To some Nigerians, especially young people, that felt refreshing, but to others, it felt threatening.
This is one of the reasons Peter Obi continues to attract intense criticism. Political systems often resist people who disrupt familiar patterns. Whether one agrees with him or not, Peter Obi disrupted the rhythm of Nigerian politics. He forced conversations around governance, public spending, debt, accountability, and leadership competence into everyday discussions. Markets, barber shops, churches, university hostels, and social media spaces became political classrooms overnight.
That kind of influence does not go unnoticed. People rarely spend this much energy attacking someone they believe is irrelevant.
Part of the tension surrounding Peter Obi also comes from what he represents to many of his supporters. For some, he is not merely a politician, but a symbol of possibility. In difficult economies, symbols become powerful. When people are tired, angry, unemployed, or struggling to survive, they naturally gravitate toward figures who appear disciplined, accessible, or different from the establishment they blame for their suffering.
But symbolism is dangerous territory. Once a politician becomes a symbol, criticism against that person can start to feel personal to supporters. At the same time, opponents may begin to see the politician not merely as a candidate, but as a movement capable of reshaping existing power structures. This often creates aggressive political battles that go beyond policies and enter emotion, identity, and fear.
Nigeria also has another layer that complicates everything: tribalism.
Many political conversations in the country are rarely just about competence. Ethnicity, religion, region, and historical suspicion often shape how politicians are viewed. This reality affects nearly every major political figure in Nigeria, including Peter Obi. Some support him because they genuinely believe in his ideas, some oppose him for ideological reasons, and others react based on ethnic loyalties, political alliances, misinformation, or fear of losing influence.
Social media has intensified all of this.
Nigeria’s online political culture is deeply emotional: supporters defend politicians like football clubs while opponents attack relentlessly. Rumours spread faster than facts, clips are edited for outrage, and every statement becomes ammunition. In that environment, Peter Obi became more than a politician; he became content, controversy, debate, and daily discourse.
And perhaps that is why politicians still mention him frequently. Influence is not measured only by office. Sometimes influence is measured by attention, relevance, and the ability to shape conversations even outside power.
Still, there is another side Nigerians must be careful about. No politician should become a messiah.
History has shown repeatedly that citizens must remain thoughtful, critical, and demanding regardless of who is in power or who promises change. Admiration should never replace accountability. Hope is important, but blind loyalty can become dangerous in any democracy.

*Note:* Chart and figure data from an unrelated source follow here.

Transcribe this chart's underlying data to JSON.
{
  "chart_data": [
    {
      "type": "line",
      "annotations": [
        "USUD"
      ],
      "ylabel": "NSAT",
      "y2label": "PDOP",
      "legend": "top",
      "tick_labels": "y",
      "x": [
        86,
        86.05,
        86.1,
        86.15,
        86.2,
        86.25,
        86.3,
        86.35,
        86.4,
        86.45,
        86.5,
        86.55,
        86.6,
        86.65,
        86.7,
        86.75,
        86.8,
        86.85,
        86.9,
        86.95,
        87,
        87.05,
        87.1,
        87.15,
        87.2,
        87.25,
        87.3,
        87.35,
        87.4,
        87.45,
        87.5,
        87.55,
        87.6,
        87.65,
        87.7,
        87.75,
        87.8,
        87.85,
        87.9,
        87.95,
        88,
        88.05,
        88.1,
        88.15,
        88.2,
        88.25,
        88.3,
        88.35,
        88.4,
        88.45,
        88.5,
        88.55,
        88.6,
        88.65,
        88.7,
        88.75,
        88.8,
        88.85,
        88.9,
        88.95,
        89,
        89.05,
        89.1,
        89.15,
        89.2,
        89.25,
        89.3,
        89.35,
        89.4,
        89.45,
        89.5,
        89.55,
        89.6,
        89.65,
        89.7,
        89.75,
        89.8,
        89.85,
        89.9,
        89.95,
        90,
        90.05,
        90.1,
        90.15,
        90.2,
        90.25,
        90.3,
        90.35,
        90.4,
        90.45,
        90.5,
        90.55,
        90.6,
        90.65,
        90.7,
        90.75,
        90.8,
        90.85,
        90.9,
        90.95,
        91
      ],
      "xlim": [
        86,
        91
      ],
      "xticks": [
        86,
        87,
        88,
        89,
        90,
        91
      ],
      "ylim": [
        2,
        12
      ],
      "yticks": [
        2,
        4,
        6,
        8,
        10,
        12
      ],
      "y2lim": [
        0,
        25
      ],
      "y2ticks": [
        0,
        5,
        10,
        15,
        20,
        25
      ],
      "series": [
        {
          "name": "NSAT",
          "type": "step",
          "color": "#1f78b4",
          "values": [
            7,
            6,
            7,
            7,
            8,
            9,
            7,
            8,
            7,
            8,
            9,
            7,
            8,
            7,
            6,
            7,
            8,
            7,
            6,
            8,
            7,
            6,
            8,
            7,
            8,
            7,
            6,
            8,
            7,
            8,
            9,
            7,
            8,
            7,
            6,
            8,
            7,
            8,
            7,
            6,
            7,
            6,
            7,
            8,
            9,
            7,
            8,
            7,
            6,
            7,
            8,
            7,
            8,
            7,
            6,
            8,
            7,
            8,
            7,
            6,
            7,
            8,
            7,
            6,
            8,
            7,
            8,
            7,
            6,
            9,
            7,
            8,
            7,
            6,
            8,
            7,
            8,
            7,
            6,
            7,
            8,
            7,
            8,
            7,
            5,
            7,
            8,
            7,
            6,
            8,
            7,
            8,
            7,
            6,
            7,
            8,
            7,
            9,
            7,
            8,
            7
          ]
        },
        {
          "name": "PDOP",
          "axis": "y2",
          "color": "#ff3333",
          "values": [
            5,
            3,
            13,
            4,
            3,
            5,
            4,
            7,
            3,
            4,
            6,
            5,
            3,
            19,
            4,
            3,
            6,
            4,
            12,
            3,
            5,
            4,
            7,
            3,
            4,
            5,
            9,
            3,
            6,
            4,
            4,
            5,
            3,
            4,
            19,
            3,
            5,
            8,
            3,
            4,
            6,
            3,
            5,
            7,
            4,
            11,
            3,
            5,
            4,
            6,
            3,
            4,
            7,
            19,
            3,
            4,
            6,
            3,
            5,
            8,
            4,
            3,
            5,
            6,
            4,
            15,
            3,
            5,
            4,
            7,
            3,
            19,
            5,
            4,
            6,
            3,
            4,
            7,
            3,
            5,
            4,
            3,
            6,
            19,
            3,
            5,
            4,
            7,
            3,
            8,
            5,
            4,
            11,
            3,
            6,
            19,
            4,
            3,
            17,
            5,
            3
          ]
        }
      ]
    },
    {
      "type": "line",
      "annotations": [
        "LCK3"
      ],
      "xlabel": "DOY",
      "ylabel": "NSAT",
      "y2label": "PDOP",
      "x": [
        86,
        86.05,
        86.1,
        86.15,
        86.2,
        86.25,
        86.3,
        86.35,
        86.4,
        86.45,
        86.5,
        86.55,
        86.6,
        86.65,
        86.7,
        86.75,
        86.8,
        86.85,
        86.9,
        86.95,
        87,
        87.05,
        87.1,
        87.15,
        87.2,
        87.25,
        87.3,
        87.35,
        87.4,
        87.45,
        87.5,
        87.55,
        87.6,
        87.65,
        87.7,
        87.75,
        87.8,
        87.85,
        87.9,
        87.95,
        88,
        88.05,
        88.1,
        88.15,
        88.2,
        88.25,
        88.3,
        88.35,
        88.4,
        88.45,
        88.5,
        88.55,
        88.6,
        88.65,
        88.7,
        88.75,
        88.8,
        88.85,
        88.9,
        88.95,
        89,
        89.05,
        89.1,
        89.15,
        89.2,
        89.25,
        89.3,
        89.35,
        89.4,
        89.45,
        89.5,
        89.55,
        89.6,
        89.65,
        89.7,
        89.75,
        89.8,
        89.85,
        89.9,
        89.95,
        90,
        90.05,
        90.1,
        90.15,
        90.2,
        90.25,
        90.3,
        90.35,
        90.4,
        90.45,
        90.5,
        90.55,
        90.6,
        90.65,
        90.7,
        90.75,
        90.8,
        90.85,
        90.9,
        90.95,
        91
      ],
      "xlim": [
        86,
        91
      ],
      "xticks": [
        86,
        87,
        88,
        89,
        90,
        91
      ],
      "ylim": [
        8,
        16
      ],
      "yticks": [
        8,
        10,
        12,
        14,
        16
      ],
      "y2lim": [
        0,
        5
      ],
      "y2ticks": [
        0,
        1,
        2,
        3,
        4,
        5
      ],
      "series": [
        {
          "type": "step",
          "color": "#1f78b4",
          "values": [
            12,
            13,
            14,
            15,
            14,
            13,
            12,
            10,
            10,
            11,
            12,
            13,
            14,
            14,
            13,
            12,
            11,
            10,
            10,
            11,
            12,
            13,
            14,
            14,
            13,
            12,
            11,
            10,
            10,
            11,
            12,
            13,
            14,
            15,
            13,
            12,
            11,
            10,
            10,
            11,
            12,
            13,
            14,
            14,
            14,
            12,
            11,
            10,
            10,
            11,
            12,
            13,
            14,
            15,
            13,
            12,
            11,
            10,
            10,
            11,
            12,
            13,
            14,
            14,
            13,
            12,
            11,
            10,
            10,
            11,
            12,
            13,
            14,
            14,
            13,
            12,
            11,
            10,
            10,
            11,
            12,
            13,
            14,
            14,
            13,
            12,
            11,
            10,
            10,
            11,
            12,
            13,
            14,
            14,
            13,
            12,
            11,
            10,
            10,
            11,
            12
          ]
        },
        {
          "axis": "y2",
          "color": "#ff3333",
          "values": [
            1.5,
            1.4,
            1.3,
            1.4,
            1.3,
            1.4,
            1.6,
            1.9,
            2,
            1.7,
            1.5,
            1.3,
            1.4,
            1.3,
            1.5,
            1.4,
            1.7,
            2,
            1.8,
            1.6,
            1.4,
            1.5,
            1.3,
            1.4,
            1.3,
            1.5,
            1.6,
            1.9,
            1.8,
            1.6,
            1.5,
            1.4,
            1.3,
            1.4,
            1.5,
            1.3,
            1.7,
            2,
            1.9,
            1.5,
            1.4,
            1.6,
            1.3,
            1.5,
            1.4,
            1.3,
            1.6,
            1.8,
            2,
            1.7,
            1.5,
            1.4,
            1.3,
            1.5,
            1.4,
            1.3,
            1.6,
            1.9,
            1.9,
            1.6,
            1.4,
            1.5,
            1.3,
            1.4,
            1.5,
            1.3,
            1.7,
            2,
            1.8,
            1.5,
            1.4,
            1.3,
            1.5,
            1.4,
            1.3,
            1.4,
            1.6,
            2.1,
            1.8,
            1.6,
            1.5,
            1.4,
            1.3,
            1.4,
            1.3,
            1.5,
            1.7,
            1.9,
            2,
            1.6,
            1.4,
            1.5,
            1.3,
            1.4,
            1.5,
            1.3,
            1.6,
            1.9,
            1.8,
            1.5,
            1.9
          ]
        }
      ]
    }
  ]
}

Peter Obi is human. Like every politician, he has strengths, weaknesses, supporters, contradictions, and critics. Some criticisms against him are fair; others are exaggerated. Some attacks are political strategies, others come from genuine disagreement. That is the nature of democracy.
But one thing is difficult to deny: he changed the political conversation in Nigeria.
Even those who dislike him are often forced to respond to him. And in politics, that alone says something significant.
Perhaps the real reason Peter Obi continues to provoke strong reactions is because he arrived at a moment when many Nigerians were emotionally exhausted with the system they knew. To some people, he represented hope, to others, disruption and to others still, uncertainty.
And people tend to react strongly to anything capable of changing the direction of a familiar story.